Gerade scheint sich die westliche Schuldenkrise zu beruhigen, da greift die amerikanische Notenbank im Überschwang des Aufschwunghelfers zur ganz großen Geldspritze. Das Billionenmonopoly birgt aber enorme Risiken
Ben Bernanke wird in die Geschichte eingehen als der Mann, der das meiste Geld in der Geschichte der Menschheit schuf. In dieser Woche war der Chef der amerikanischen Notenbank wieder am Werk. Er hatte Geburtstag und zur Feier des Tages spendierte er den USA eine neue Billion Dollar. Seine Federal Reserve hat ihr ohnedies gewaltiges Geldschöpfungsprogramm noch einmal ausgeweitet. Zu den monatlich 40 Milliarden Dollar an Hypotheken-Papieren sollen jetzt auch noch 45 Milliaden Dollar an amerikanischen Staatsanleihen angekauft werden. Bernanke pumpt Geld ins Finanzsystem, um den zähen Aufschwung endlich in Fahrt zu bringen.
Dabei hat die Fed schon zwei Billionen künstlich herbei geschafft für das überschuldete Amerika. Ihre gewaltigen Geldspritzen sind als “QE” (Quantitative Easing) in die Finanzgeschichte eingegangen und haben die Bilanzsumme der Notenbank sprunghaft steigen lassen.
Die jetzigen Beschlüsse bedeuten, dass das Buch der Fed um monatlich weitere 85 Milliarden Dollar wächst. Macht eine knappe Billion bis zum nächsten Geburstag von Bernanke. Amerikas Zentralbanker interessieren sich immer weniger für die Geldwertstabilität, aber immer mehr für den Aufschwung – sie sind eifrige Wachstumsmechaniker geworden.
Bernanke läßt sogar verkünden, dass seine Geldflutpolitik so lange weiter laufen wird, bis die Arbeitslosigkeit unter 6,5 Prozent angelangt ist. Solche Planvorgaben kannte man bislang nur aus sozialistischen Ordnungen.
Ab Neujahr werden also jedem neuen Tag knapp 3 frische Milliarden Dollar in den Markt gepumpt. Die Geldschöpfung eskaliert, aber protestieren tut niemand. Denn bis jetzt geht das spektakuläre Geldschöpfen gut, die Schulden werden umgebucht, die Preise für Aktien und Immobilien steigen, die Zinsen sind auf Rekordtiefs, die Konjunktur wird gestützt. Doch wie lange traut man dem großen Monopoly der Amerikaner? Aller historischen Erfahrung nach, geht eine solche Strategie des wilden Gelddruckens nicht gut, vor allem nicht wenn man es in dieser Aggressivität betreibt.

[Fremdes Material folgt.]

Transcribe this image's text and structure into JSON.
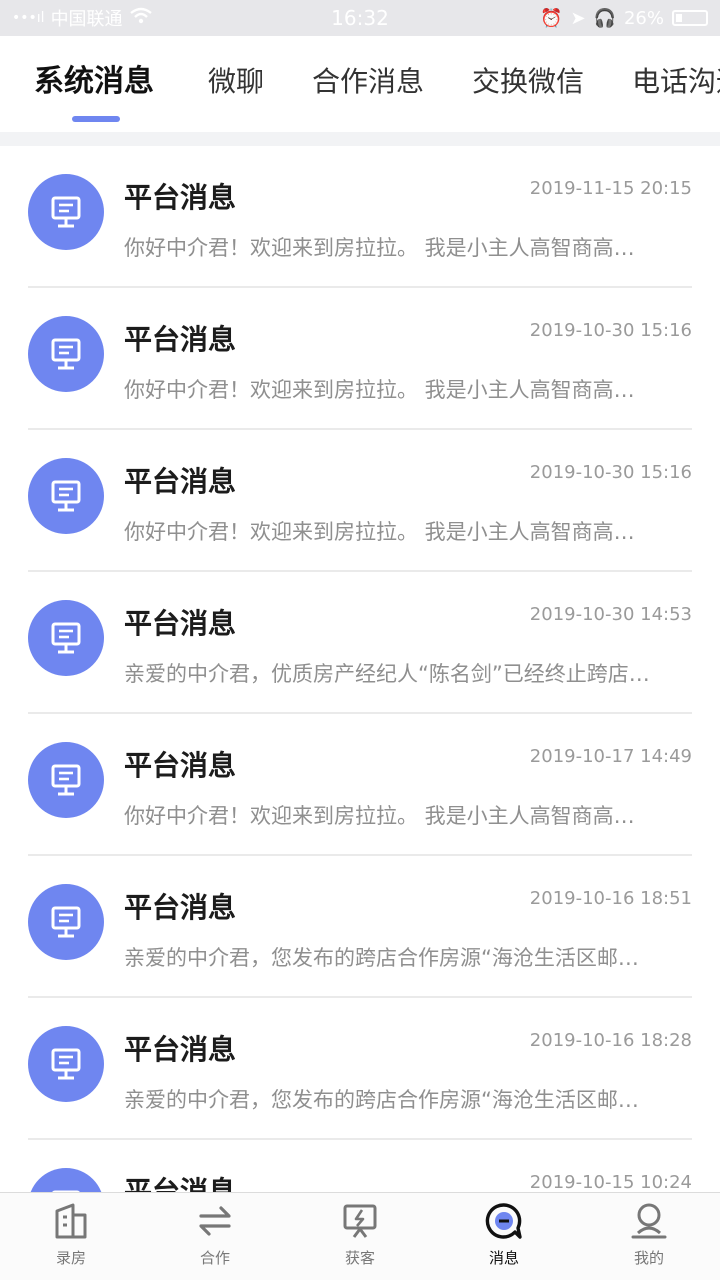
{
  "status_bar": {
    "carrier": "中国联通",
    "time": "16:32",
    "battery": "26%"
  },
  "tabs": [
    {
      "label": "系统消息",
      "active": true
    },
    {
      "label": "微聊",
      "active": false
    },
    {
      "label": "合作消息",
      "active": false
    },
    {
      "label": "交换微信",
      "active": false
    },
    {
      "label": "电话沟通",
      "active": false
    }
  ],
  "messages": [
    {
      "title": "平台消息",
      "time": "2019-11-15 20:15",
      "preview": "你好中介君！欢迎来到房拉拉。 我是小主人高智商高…"
    },
    {
      "title": "平台消息",
      "time": "2019-10-30 15:16",
      "preview": "你好中介君！欢迎来到房拉拉。 我是小主人高智商高…"
    },
    {
      "title": "平台消息",
      "time": "2019-10-30 15:16",
      "preview": "你好中介君！欢迎来到房拉拉。 我是小主人高智商高…"
    },
    {
      "title": "平台消息",
      "time": "2019-10-30 14:53",
      "preview": "亲爱的中介君，优质房产经纪人“陈名剑”已经终止跨店…"
    },
    {
      "title": "平台消息",
      "time": "2019-10-17 14:49",
      "preview": "你好中介君！欢迎来到房拉拉。 我是小主人高智商高…"
    },
    {
      "title": "平台消息",
      "time": "2019-10-16 18:51",
      "preview": "亲爱的中介君，您发布的跨店合作房源“海沧生活区邮…"
    },
    {
      "title": "平台消息",
      "time": "2019-10-16 18:28",
      "preview": "亲爱的中介君，您发布的跨店合作房源“海沧生活区邮…"
    },
    {
      "title": "平台消息",
      "time": "2019-10-15 10:24",
      "preview": ""
    }
  ],
  "bottom_nav": [
    {
      "label": "录房",
      "icon": "building-icon",
      "active": false
    },
    {
      "label": "合作",
      "icon": "swap-arrows-icon",
      "active": false
    },
    {
      "label": "获客",
      "icon": "customer-board-icon",
      "active": false
    },
    {
      "label": "消息",
      "icon": "message-bubble-icon",
      "active": true
    },
    {
      "label": "我的",
      "icon": "user-profile-icon",
      "active": false
    }
  ],
  "colors": {
    "accent": "#6f86f0",
    "title_text": "#1c1c1c",
    "secondary_text": "#8f8f8f"
  }
}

Ben Bernanke und die USA laufen damit Gefahr, das Vertrauen in das Weltfinanzsystem zu untergraben. Die jetzige Schuldenkrise hat bereits ahnen lassen, wie gefährlich Vertrauenskrisen werden können. Darum sollten gerade die Zentralbanen eigentlich besonders darauf achten, dass sie Geldwerthüter bleiben und nicht Geldeskalierer werden. Eine Notenbank sollte keine Konjunkturpolitik betreiben, denn irgendwann wird die Rechnung für das viele Geld kommen. Vielleicht nicht – wie viele anfangs fürchteten – mit einer schleichenden Inflation. Aber das Risiko eines Vertrauensschocks steigt von Monat zu Monat, von Milliarde zu Milliarde - wenn nämlich plötzlich die Weltöffentlichkeit begreift, dass all die Dollars nicht wirklich gedeckt sind.
Ben Bernanke ist Sohn eines Apothekers. Er sieht seine Geldspritzen als Heilmittel für eine kranke Volkswirtschaft. Langsam aber läuft er in die Gefahr der Übersodierung. Und wie bei jeder Medizin gilt auch in der Geldpolitik. In zu hohen Dosen sind auch Heilmittel tödlich.